La sanità del litorale domiziano rischia il collasso finanziario e i lavoratori scendono in piazza per difendere l’ultimo baluardo dell’emergenza-urgenza della zona. Nella giornata odierna, una folla compatta composta da dipendenti, sigle sindacali di Cgil, Cisl e Uil e semplici cittadini si è radunata in un teso sit-in di protesta davanti alla sede centrale dell’Asl di Caserta. Al centro della mobilitazione c’è il destino del pronto soccorso del Pineta Grande Hospital di Castel Volturno, una struttura strategica che conta mille dipendenti e garantisce assistenza a un bacino d’utenza impressionante di settantacinquemila persone all’anno, tra cui si contano oltre ventimila cittadini extracomunitari. La manifestazione ha visto una massiccia partecipazione anche della comunità straniera residente sul territorio, storicamente legata ai servizi della clinica. Al termine del presidio, una delegazione sindacale è stata ufficialmente ricevuta dai vertici dell’azienda sanitaria locale, strappando l’impegno formale per un tavolo di confronto urgente che si terrà lunedì prossimo direttamente presso gli uffici della Regione Campania.
La clamorosa protesta esplode in un momento di estrema fragilità per la clinica privata accreditata, che ha trasmesso un drammatico documento formale alle istituzioni regionali e ai ministeri competenti per denunciare lo stato di crisi strutturale. I vertici della struttura rivendicano il mancato riconoscimento economico di circa 39,3 milioni di euro per le attività di pronto soccorso prestate nel quadriennio compreso tra il 2022 e il 2025, a cui si aggiunge lo stallo burocratico nella definizione del nuovo contratto per l’anno in corso. La direzione aziendale ricorda che il presidio gestisce codici rossi e urgenze h24 in un territorio difficile, rivelandosi fondamentale soprattutto durante i picchi estivi o le ondate influenzali per evitare il definitivo tracollo degli altri ospedali pubblici della provincia casertana.

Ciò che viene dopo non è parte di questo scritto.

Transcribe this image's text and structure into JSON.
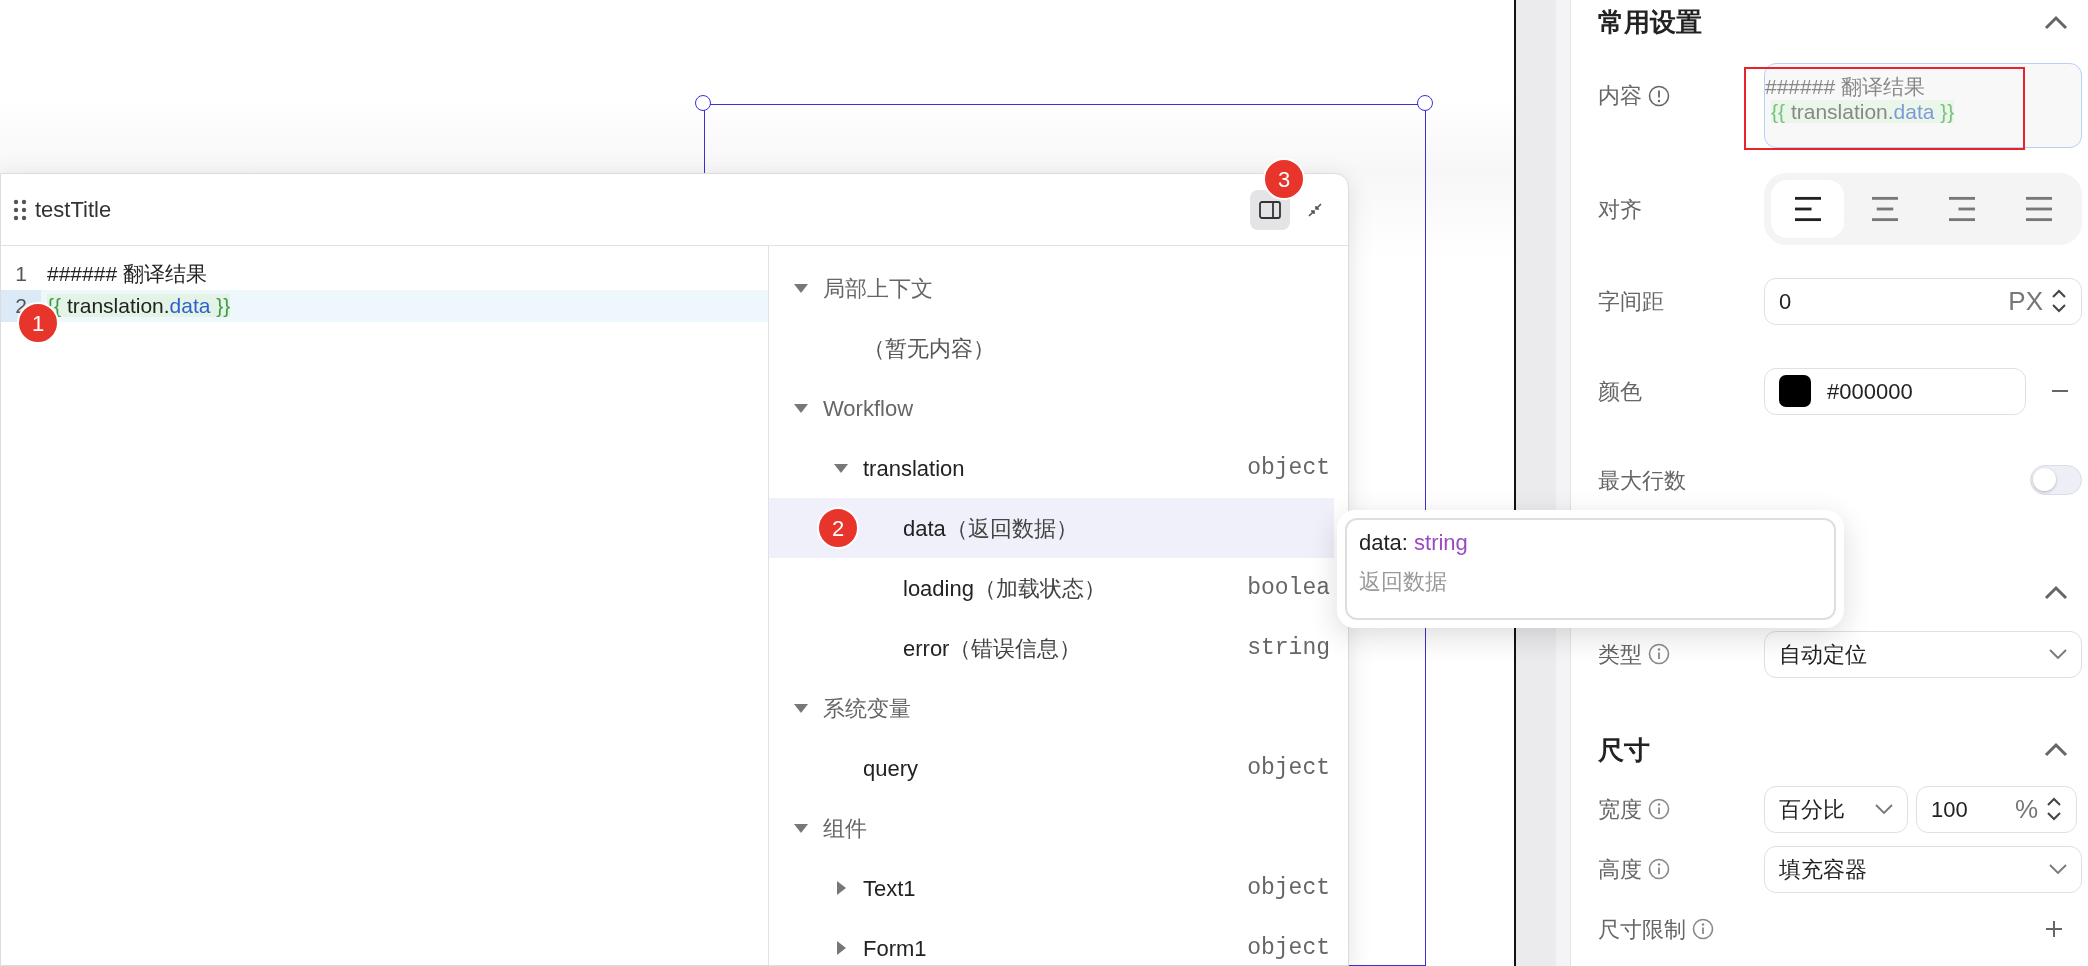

Oltre al comparto d’emergenza, Pineta Grande rappresenta uno snodo nevralgico per l’intera rete sanitaria campana, ricoprendo un ruolo di primo piano nei dipartimenti di oncologia, nella cura dell’infarto miocardico acuto per la cardiologia, nella traumatologia ad alta complessità e nell’area materno-infantile, dove vanta il primato di primo punto nascita assoluto per numero di parti in tutta la provincia di Caserta. La società di gestione esige ora una rapida firma del contratto per il blocco del 2026, il saldo immediato delle prestazioni salvavita effettivamente erogate alla popolazione e un piano di sostegno finanziario adeguato ai volumi di lavoro sostenuti. In caso di ulteriore scontro burocratico e in assenza di risposte economiche immediate, l’azienda ha lanciato l’ultimo drammatico avvertimento, annunciando che potrebbe essere definitivamente sospesa l’attività del pronto soccorso per impossibilità oggettiva di coprire i costi dei medici e dei macchinari.